Each of these channels makes the next ingestion cycle better. Analyst corrections teach the system what your team considers authoritative. Agent feedback surfaces gaps in coverage. Relationship calibration tunes the discovery process to your warehouse's conventions. Context is not a static artifact — it's a living system that converges toward accuracy with every iteration.
Deterministic replay
Every ingestion session in KTX produces a full transcript: every tool call the LLM agent made, every response it received, every source it created or modified, and the reasoning behind each decision.
This matters for three reasons.
Debugging. When a semantic source looks wrong — the grain is off, a join points to the wrong table, a measure formula doesn't match the business definition — you can trace it back to the ingestion session that created it. The transcript shows exactly which adapter provided the input, how the LLM interpreted it, and why it made the decision it did. You don't have to guess.

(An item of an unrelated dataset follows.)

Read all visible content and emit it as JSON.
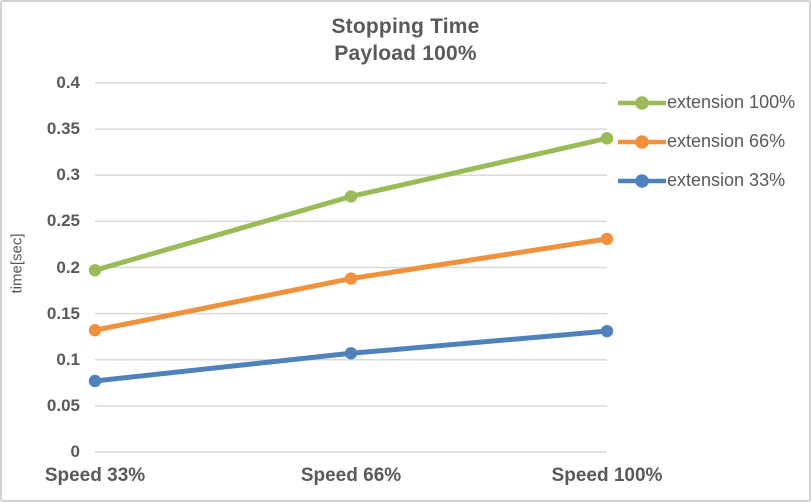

Trust. Analytics teams need to trust the context that agents consume. Deterministic replay means you can verify any part of the context layer by re-examining the session that produced it. If a stakeholder asks "where did this revenue definition come from?", you have a complete audit trail — from the dbt manifest entry, through the LLM's reconciliation logic, to the YAML file that was written.
Reproducibility. Because ingestion sessions are recorded as structured transcripts (tool calls and responses, not just logs), they can be replayed for testing and validation. If you change your ingestion configuration or upgrade the LLM, you can replay previous sessions to see how the output would differ. This gives you a safety net for changes that affect how context is generated.
The transcript is stored with local ingest run state and can be reviewed or replayed when you need to audit a decision. Commit the resulting YAML and Markdown changes; commit reports or transcripts only when they are part of your team's review workflow.